Treatment with cognitive behavioral therapy (CBT) did not influence time to relapse among children and young adults with irritable bowel disorder (IBD) and subclinical anxiety or depression, according to the results of a recent study.

“Within the ‘brain–gut axis,’ it is hypothesized that a decrease in anxiety/depressive symptoms is accompanied by a decrease in (intestinal) inflammation, and vice versa, and that it may promote sustained remission,” explained Gertrude van den Brink, MD, of Erasmus MC-Sophia Children’s Hospital, Netherlands, and colleagues in Inflammatory Bowel Disorders. “In the current trial, both groups equally improved in anxiety/depressive symptoms … Therefore, it is not surprising that we did not find a difference in clinical outcomes.”

This study included 72 patients with IBD who were randomly assigned to CBT plus standard medical care or standard care alone. The primary outcome was time to first relapse in the first 12 months.

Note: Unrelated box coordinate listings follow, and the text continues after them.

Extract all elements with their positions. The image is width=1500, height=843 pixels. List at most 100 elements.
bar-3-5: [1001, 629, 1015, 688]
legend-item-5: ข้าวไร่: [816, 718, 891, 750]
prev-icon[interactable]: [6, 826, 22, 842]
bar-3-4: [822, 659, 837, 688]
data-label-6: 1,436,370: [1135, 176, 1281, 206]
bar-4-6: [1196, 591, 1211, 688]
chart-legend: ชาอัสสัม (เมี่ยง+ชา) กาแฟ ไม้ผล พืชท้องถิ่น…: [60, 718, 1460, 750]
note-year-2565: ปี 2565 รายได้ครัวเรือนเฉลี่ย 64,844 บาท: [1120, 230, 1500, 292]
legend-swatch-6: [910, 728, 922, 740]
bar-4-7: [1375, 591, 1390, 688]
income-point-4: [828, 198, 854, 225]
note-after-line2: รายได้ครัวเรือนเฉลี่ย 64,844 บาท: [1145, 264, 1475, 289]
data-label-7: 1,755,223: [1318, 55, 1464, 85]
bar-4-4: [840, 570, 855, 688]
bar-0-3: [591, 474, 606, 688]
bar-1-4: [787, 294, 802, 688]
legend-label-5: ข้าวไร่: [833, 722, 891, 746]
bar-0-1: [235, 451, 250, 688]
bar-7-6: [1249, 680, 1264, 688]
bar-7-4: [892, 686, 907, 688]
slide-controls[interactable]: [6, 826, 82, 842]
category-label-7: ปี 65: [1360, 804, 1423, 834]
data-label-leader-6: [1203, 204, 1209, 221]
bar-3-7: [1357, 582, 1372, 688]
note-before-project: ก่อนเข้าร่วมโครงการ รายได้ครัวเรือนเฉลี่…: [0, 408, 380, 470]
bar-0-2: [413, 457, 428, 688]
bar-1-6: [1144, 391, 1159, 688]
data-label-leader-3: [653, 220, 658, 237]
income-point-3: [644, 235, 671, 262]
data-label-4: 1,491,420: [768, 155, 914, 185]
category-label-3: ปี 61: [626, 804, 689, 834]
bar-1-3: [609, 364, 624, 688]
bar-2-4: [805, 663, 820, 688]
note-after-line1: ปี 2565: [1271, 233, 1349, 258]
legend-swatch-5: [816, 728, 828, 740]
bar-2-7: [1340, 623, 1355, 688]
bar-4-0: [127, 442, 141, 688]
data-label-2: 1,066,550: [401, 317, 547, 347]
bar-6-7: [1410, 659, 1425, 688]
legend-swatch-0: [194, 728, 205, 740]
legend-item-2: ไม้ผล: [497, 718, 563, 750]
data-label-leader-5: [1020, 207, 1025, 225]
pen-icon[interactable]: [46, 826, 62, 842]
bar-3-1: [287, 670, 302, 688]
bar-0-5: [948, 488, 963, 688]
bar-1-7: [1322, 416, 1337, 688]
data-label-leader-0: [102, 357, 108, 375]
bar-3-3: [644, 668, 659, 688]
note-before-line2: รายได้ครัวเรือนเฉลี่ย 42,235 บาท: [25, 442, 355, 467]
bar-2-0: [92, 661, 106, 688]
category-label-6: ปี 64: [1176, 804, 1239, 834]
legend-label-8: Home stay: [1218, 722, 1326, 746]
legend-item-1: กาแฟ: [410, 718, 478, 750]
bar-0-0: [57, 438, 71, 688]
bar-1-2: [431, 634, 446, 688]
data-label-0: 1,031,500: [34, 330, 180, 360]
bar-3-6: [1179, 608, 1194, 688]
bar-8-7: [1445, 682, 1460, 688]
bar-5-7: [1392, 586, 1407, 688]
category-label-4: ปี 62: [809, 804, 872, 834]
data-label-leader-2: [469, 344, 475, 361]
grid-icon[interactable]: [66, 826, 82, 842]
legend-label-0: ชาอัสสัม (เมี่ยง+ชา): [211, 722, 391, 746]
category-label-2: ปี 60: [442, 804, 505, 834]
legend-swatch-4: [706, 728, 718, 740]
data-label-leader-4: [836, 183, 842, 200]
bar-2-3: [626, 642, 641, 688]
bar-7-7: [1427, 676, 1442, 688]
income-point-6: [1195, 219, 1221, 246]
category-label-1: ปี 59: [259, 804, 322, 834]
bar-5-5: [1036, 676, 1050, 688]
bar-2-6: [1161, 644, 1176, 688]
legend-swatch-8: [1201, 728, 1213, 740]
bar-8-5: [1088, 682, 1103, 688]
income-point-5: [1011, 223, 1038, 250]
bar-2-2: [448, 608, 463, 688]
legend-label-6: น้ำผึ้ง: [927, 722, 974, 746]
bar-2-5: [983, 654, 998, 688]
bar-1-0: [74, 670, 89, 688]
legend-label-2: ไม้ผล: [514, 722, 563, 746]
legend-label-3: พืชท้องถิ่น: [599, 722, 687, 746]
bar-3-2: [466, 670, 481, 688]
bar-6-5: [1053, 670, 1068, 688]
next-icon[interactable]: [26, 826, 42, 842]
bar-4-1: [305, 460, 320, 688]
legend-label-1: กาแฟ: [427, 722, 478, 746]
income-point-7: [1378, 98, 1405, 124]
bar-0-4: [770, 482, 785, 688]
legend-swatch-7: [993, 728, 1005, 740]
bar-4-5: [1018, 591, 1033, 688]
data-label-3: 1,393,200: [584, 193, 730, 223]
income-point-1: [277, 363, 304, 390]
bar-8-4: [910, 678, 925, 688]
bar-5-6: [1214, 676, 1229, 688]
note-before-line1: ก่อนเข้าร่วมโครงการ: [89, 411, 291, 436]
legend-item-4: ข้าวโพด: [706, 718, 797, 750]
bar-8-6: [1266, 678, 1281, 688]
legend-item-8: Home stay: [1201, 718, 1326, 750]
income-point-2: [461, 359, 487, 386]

Patients assigned to CBT were treated with the Primary and Secondary Control Enhancement- Physical Illness (PASCET-PI) CBT protocol. The protocol encompasses the illness narrative, disease-specific psychoeducation, techniques for coping with pain, social skills training, and an emphasis on IBD-related cognitions and behaviors. Usual care was an appointment with a pediatric gastroenterologist every 3 months that included a 15-30-minute discussion of overall well-being, disease activity, results of tests, medication use, and future plans.

After 1 year of follow-up, 43.2% of patients assigned to CBT and 48.5% of patients assigned to standard care experienced one or more relapse. There was also no difference in clinical disease activity.

Looking at inflammatory markers, there were no significant differences between the study arms in fecal calprotectin and C-reactive protein. However, in an exploratory analysis of patients aged 10 to 18, patients assigned to CBT had a 9% increase per month of fecal calprotectin and a 7% per month increase in C-reactive protein.

“Considering that we did not find an effect of CBT on clinical disease course, it is possible that CBT has an effect on other measures of disease course, such as disability, health care use (eg, visits to the emergency room), and school absenteeism,” the researchers wrote.

Van den Brink G, Stapersma L, Bom AS, et al. Effect of cognitive behavioral therapy on clinical disease course in adolescents and young adults with inflammatory bowel disease and subclinical anxiety and/or depression: results of a randomized trial. Inflamm Bowel Dis. 2019 May 3. Pii: izzo073. Doi:10.1093/ibd/izz073.